I hope so! To fulfill its role, the New Story needs to be a living thing, not a fixed dogma. New developments, discoveries and understandings will likely keep it incomplete for a long time to come.
"Yes, of course, details will continue to change," you may say, "but might there also be some really major aspect that we should be able to see now, yet have overlooked? After all, looking back over the past 45,000 years suggests a tremendous amount of cultural continuity within long cultural epochs. The major elements of the Empire Story were already visible near the start of that epoch. If, as you claim, we are close to the beginning of the Planetary Era, after 500 years of transition, we should be able to see at least the broad outline of the Planetary Story. What assurance is there that we have the whole picture?"

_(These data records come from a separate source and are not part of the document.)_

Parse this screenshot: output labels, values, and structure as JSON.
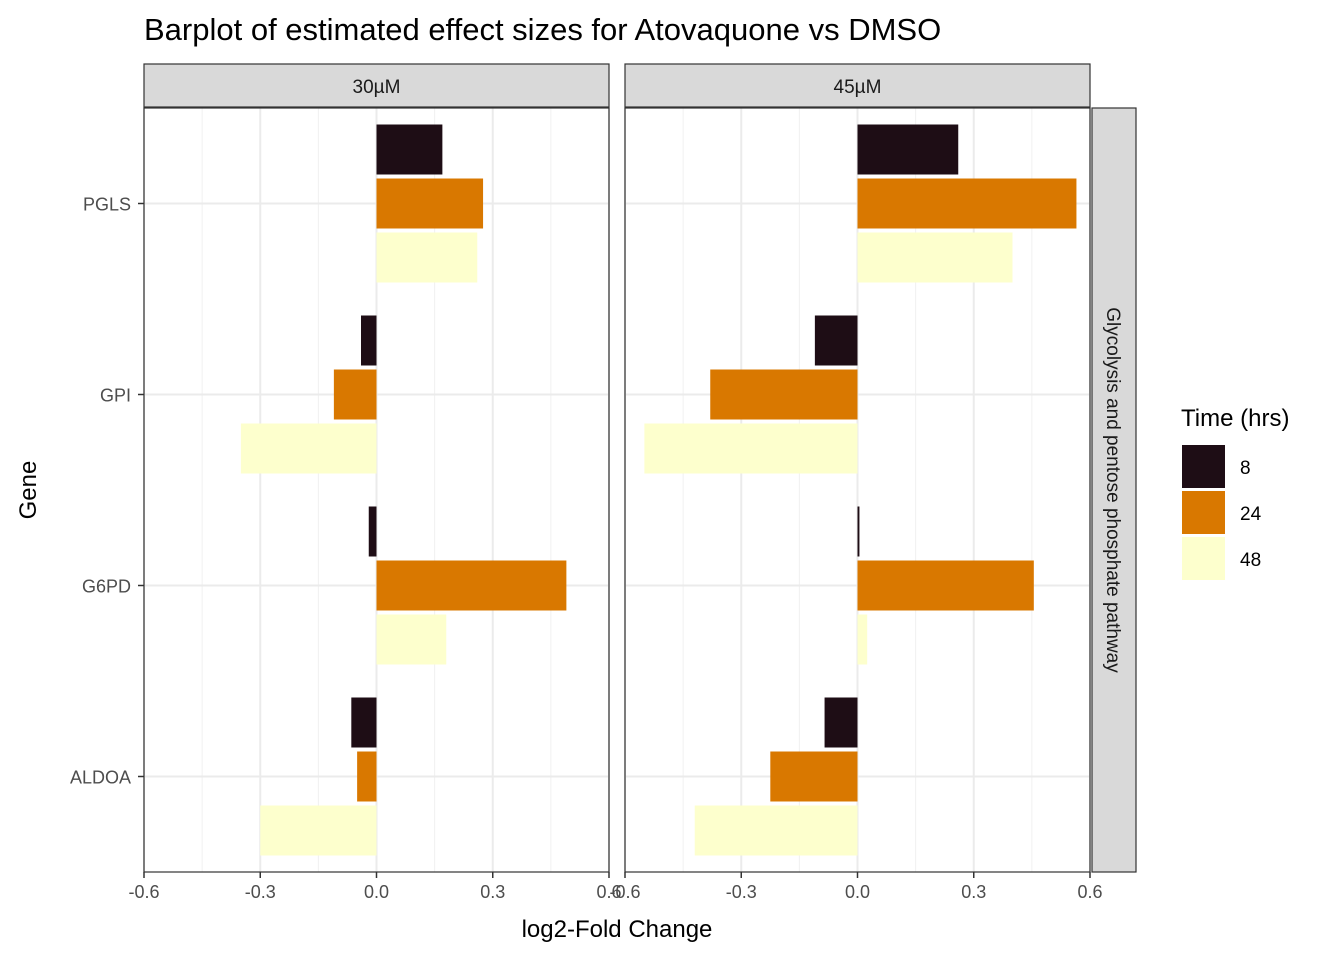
{
  "chart_data": {
    "type": "bar",
    "orientation": "horizontal",
    "title": "Barplot of estimated effect sizes for Atovaquone vs DMSO",
    "xlabel": "log2-Fold Change",
    "ylabel": "Gene",
    "xlim": [
      -0.6,
      0.6
    ],
    "x_ticks": [
      "-0.6",
      "-0.3",
      "0.0",
      "0.3",
      "0.6"
    ],
    "grid": true,
    "row_facet_label": "Glycolysis and pentose phosphate pathway",
    "categories": [
      "PGLS",
      "GPI",
      "G6PD",
      "ALDOA"
    ],
    "legend": {
      "title": "Time (hrs)",
      "position": "right",
      "entries": [
        {
          "label": "8",
          "color": "#1e0d15"
        },
        {
          "label": "24",
          "color": "#d97800"
        },
        {
          "label": "48",
          "color": "#fdffcd"
        }
      ]
    },
    "panels": [
      {
        "label": "30µM",
        "series": [
          {
            "name": "8",
            "values": [
              0.17,
              -0.04,
              -0.02,
              -0.065
            ]
          },
          {
            "name": "24",
            "values": [
              0.275,
              -0.11,
              0.49,
              -0.05
            ]
          },
          {
            "name": "48",
            "values": [
              0.26,
              -0.35,
              0.18,
              -0.3
            ]
          }
        ]
      },
      {
        "label": "45µM",
        "series": [
          {
            "name": "8",
            "values": [
              0.26,
              -0.11,
              0.005,
              -0.085
            ]
          },
          {
            "name": "24",
            "values": [
              0.565,
              -0.38,
              0.455,
              -0.225
            ]
          },
          {
            "name": "48",
            "values": [
              0.4,
              -0.55,
              0.025,
              -0.42
            ]
          }
        ]
      }
    ]
  }
}
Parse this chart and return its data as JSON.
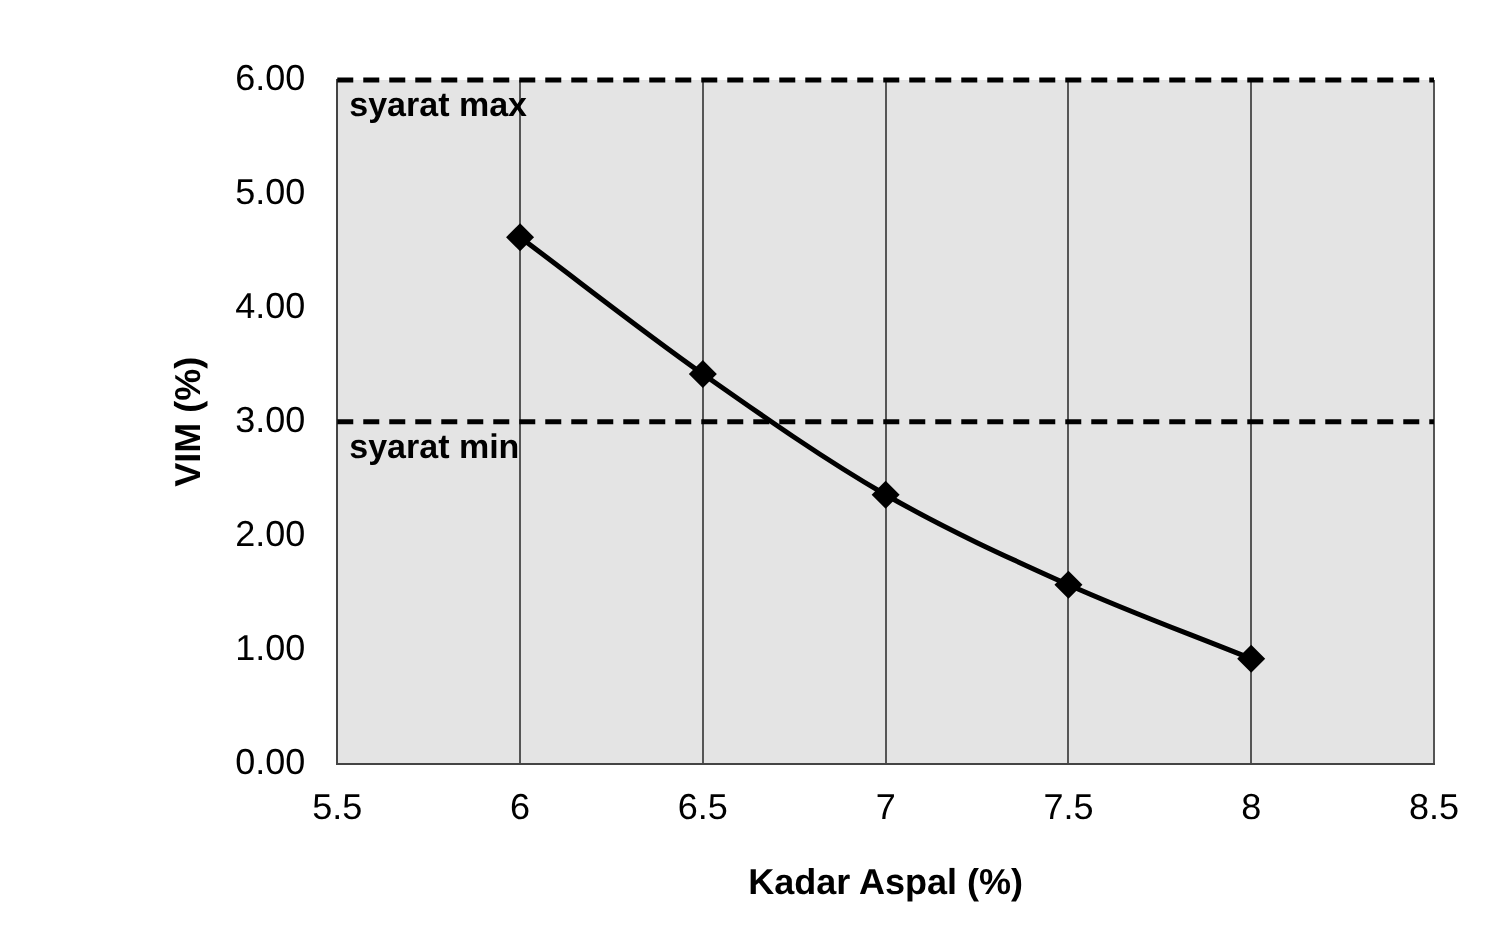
{
  "chart_data": {
    "type": "line",
    "xlabel": "Kadar Aspal (%)",
    "ylabel": "VIM (%)",
    "x": [
      6,
      6.5,
      7,
      7.5,
      8
    ],
    "series": [
      {
        "color": "#000000",
        "values": [
          4.62,
          3.42,
          2.36,
          1.57,
          0.92
        ]
      }
    ],
    "xlim": [
      5.5,
      8.5
    ],
    "xticks": [
      5.5,
      6,
      6.5,
      7,
      7.5,
      8,
      8.5
    ],
    "ylim": [
      0,
      6
    ],
    "yticks": [
      {
        "value": 0,
        "label": "0.00"
      },
      {
        "value": 1,
        "label": "1.00"
      },
      {
        "value": 2,
        "label": "2.00"
      },
      {
        "value": 3,
        "label": "3.00"
      },
      {
        "value": 4,
        "label": "4.00"
      },
      {
        "value": 5,
        "label": "5.00"
      },
      {
        "value": 6,
        "label": "6.00"
      }
    ],
    "ref_lines": [
      {
        "axis": "y",
        "value": 6,
        "label": "syarat max",
        "line_style": "dashed"
      },
      {
        "axis": "y",
        "value": 3,
        "label": "syarat min",
        "line_style": "dashed"
      }
    ],
    "grid": "x",
    "legend": false,
    "marker": "diamond",
    "line_style": "solid"
  }
}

To explore this question, we need to pull back from the details, and look at some of the fundamental differences between the Old and New Stories. That comparison should help to clarify the essential vision of each story, and may also help to reveal any major blind spots.
At the heart of the New Story, as I see it, are two testable (and thus contestable) understandings. The first has to do with our relationship with time. The New Story characterizes this relationship as fundamentally one of unfolding, evolution, and the creation of increasingly complex and conscious systems. The second has to do with our relationship to each other and the world around us, and is characterized by interconnection, interdependence, and interaction - neither total unity nor total separation.
The Old Story of the Empire Era also, of course, deals with these issues. It begins by seeing time as characterized by cycles (as in the seasons) but beyond these, the world is seen as fundamentally unchanging. As an absolute vision, it is deeply disempowering, for it sees a tragic zero-sum world in which death is always cancelling out life, no lasting new creation is possible, and life is a perpetual uphill battle to try to beat the averages.
The cyclic perceptions of the Old Story can be placed within the evolutionary framework of the New Story, where they can carry great wisdom and add to our understanding of interconnection. The New Story's view of time also includes other refinements, like the role of entropy. Indeed, our relationship to time is one of the best developed aspects of the New Story, and I don't see any major missing pieces in this area. While the mechanisms and purposes of evolution are still hotly debated, even Fundamentalists acknowledge the existence of large-scale change.